No es para nada nuevo, tanto en la televisión como en el cine, la literatura y la música, la predilección por parte del público del denominado “género gansteril”, el cual —junto con la clásica temática del viejo oeste— constituye una de las manifestaciones artísticas más exitosas de la industria del entretenimiento.

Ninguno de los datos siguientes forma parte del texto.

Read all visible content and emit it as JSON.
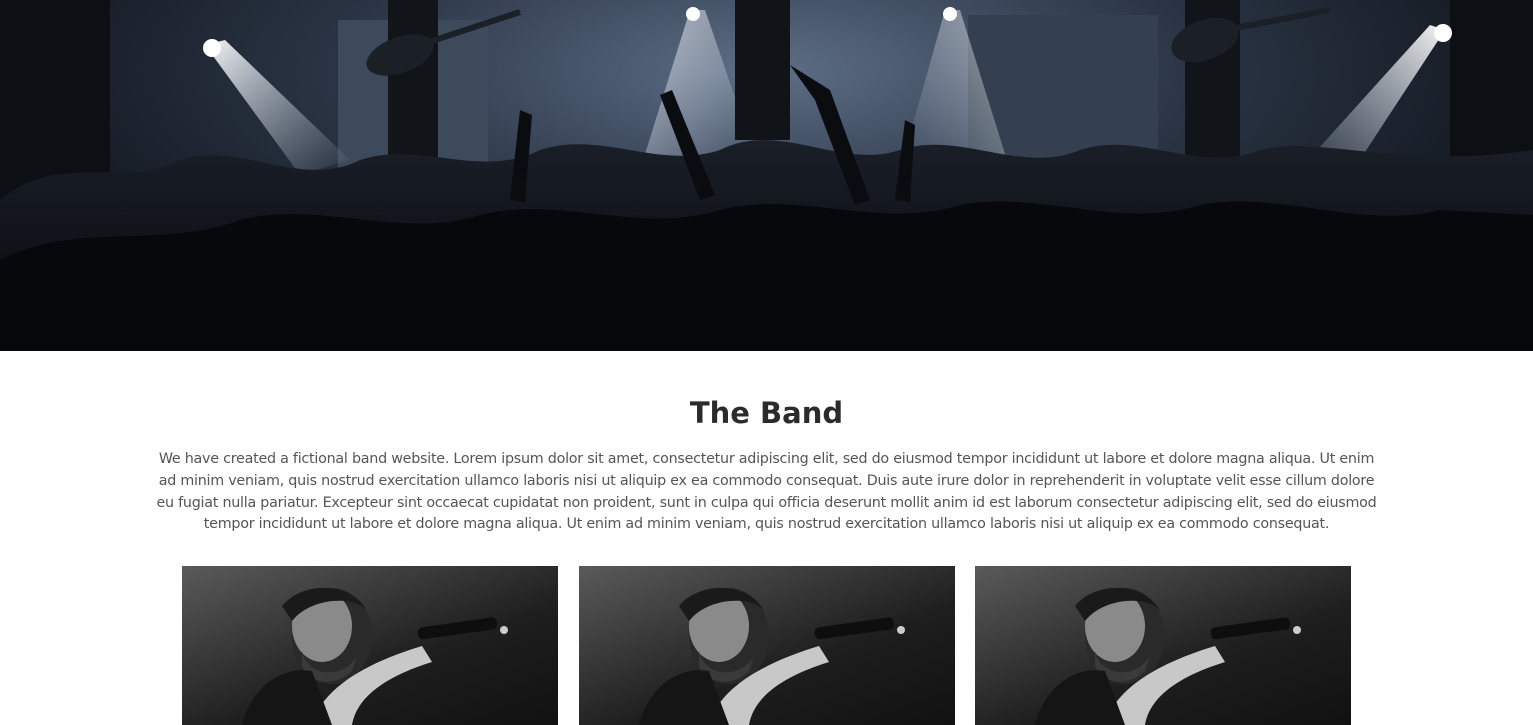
{
  "hero": {
    "image": "concert-crowd-stage-lights"
  },
  "band": {
    "title": "The Band",
    "description": "We have created a fictional band website. Lorem ipsum dolor sit amet, consectetur adipiscing elit, sed do eiusmod tempor incididunt ut labore et dolore magna aliqua. Ut enim ad minim veniam, quis nostrud exercitation ullamco laboris nisi ut aliquip ex ea commodo consequat. Duis aute irure dolor in reprehenderit in voluptate velit esse cillum dolore eu fugiat nulla pariatur. Excepteur sint occaecat cupidatat non proident, sunt in culpa qui officia deserunt mollit anim id est laborum consectetur adipiscing elit, sed do eiusmod tempor incididunt ut labore et dolore magna aliqua. Ut enim ad minim veniam, quis nostrud exercitation ullamco laboris nisi ut aliquip ex ea commodo consequat."
  },
  "gallery": {
    "photos": [
      {
        "image": "singer-with-microphone"
      },
      {
        "image": "singer-with-microphone"
      },
      {
        "image": "singer-with-microphone"
      }
    ]
  }
}
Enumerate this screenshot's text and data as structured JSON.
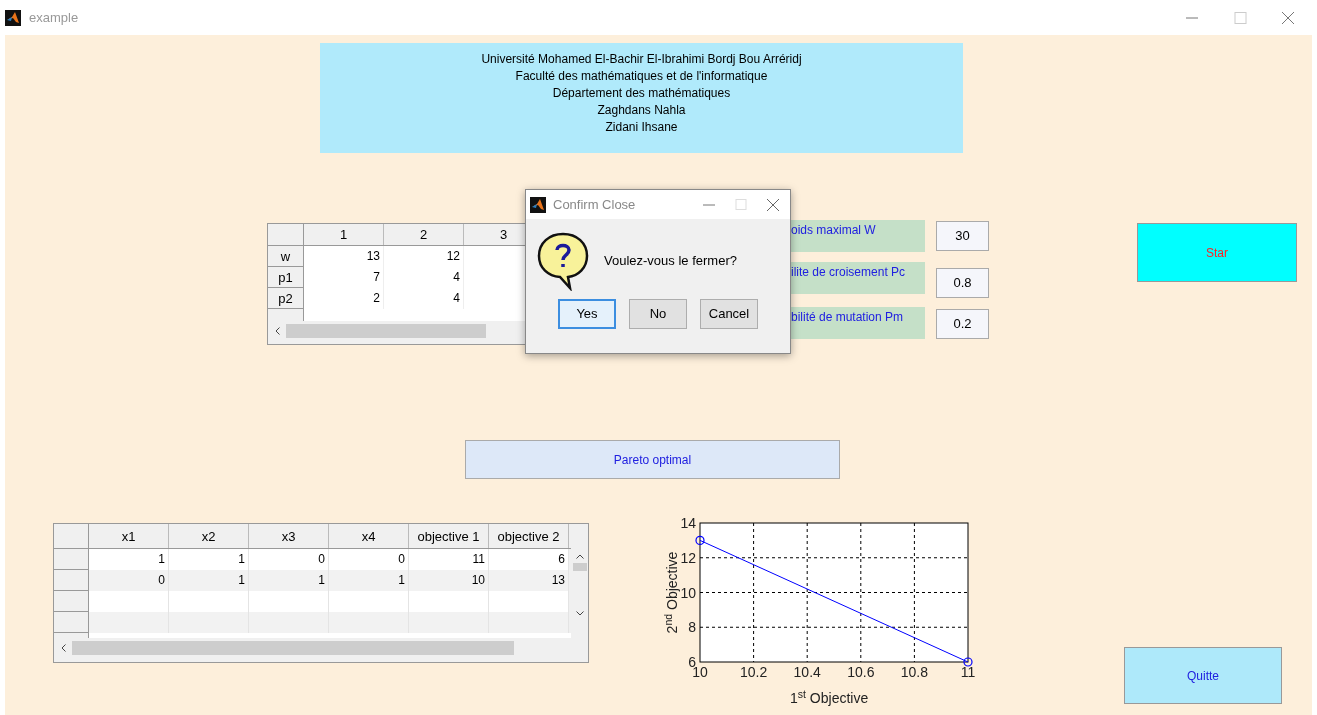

Desde la funesta existencia de Al Capone hasta el fiel retrato de la mafia italiana que representa una familia siciliana ubicada en Nueva York, en El padrino de Francis Ford Coppola, las películas, novelas y series en torno al crimen organizado han formado parte de las producciones más aclamadas y apreciadas mundialmente.

A las que ya se catalogan como obras clásicas de la filmografía hollywoodense, hoy en día se incorporan numerosos subgéneros, cuyo tema central no es solamente la biografía de hombres y mujeres que han cometido atroces delitos, sino también pasajes explícitos que fomentan y aplauden el consumo lúdico de drogas ilícitas.

Dentro de ese fenómeno universal, Latinoamérica no ha sido la excepción con las “narcoseries”. En efecto, en una idiosincrasia en la cual el caudillo, el dictador y el revolucionario son un elemento del subconsciente colectivo, no es difícil encontrar un terreno fértil donde se acepte exaltar en pantalla la vida y obra de grandes capos.

Gracias al avance digital, millones de niños y jóvenes de países subdesarrollados —donde adquirir una formación de calidad bajo un entorno adecuado es complicado— de ese modo se topan frente al aparente dinero, poder y opulencia de quienes se dedican a quebrantar la ley y a enriquecerse a costa de la desgracia ajena.

Apartándose por completo de la realidad, los actores y actrices de esos funestos delincuentes ensalzan la pretendida belleza, fuerza y sagacidad de quienes caracterizan, en un mundo de riqueza inaccesible, además de enseñar su supuesta humanidad y falsos motivos que les llevaron a caminar al margen de la sociedad.

Ciertamente no son conocidos todos los efectos que generan los medios de comunicación sobre el comportamiento real de las personas, aunque sí se sabe que tienen una considerable influencia en el comportamiento de los consumidores a través de la publicidad y también para reforzar los valores mediante la interpretación de roles.

De esa manera, la apología del crimen provoca una innegable perturbación en distintos estratos sociales, no sólo al conferir estatus de vedette a los nefastos personajes recreados, sino también al otorgar primacía a lo sensacional, a lo catastrófico y a lo riesgoso, así como a sobrevalorar comportamientos indeseables.

Como integrantes de una colectividad en la cual el orden, la paz y la conciliación persisten todavía como aspiraciones inacabadas, no deberíamos jamás incentivar ni tolerar la utilización y consumo de argumentos emocionales, agresivos y negativos frente al empleo de explicaciones racionales, sensatas y ponderadas.

En ningún caso se busca censurar ni tergiversar la veracidad; ni de limitar o mutilar la libertad de expresión y la libre manifestación de ideas, así como tampoco de pretender inhibir la creatividad de autores e intérpretes o de encauzar la actividad comercial lícita de compañías productoras, televisivas o cinematográficas.

Lo que se sugiere es que cada uno de nosotros tiene la enorme responsabilidad de no aceptar ni normalizar directa o indirectamente, imágenes, historias o personajes donde la personalización del poder se alcanza mediante la comisión de delitos y mucho menos donde ese proceder sea una opción válida, aceptable o irremediable.

Evidentemente, la dramatización fabricada por los medios de comunicación nunca debería llegar a ocupar el lugar de la verdad a la que cada persona debe acceder por cuenta propia, ante todo cuando la misma es integrante de una comunidad fuerte, abierta, plural y democrática.

Se trata únicamente de la obligación que tenemos para no festinar ni provocar esa nociva crisis de identidad donde el individuo, a falta de un entorno familiar, económico y social adecuado, no sabe realmente quién es o qué se espera que sea, ni tampoco a qué rol o papel debe conceder prioridad bajo un contexto limitado.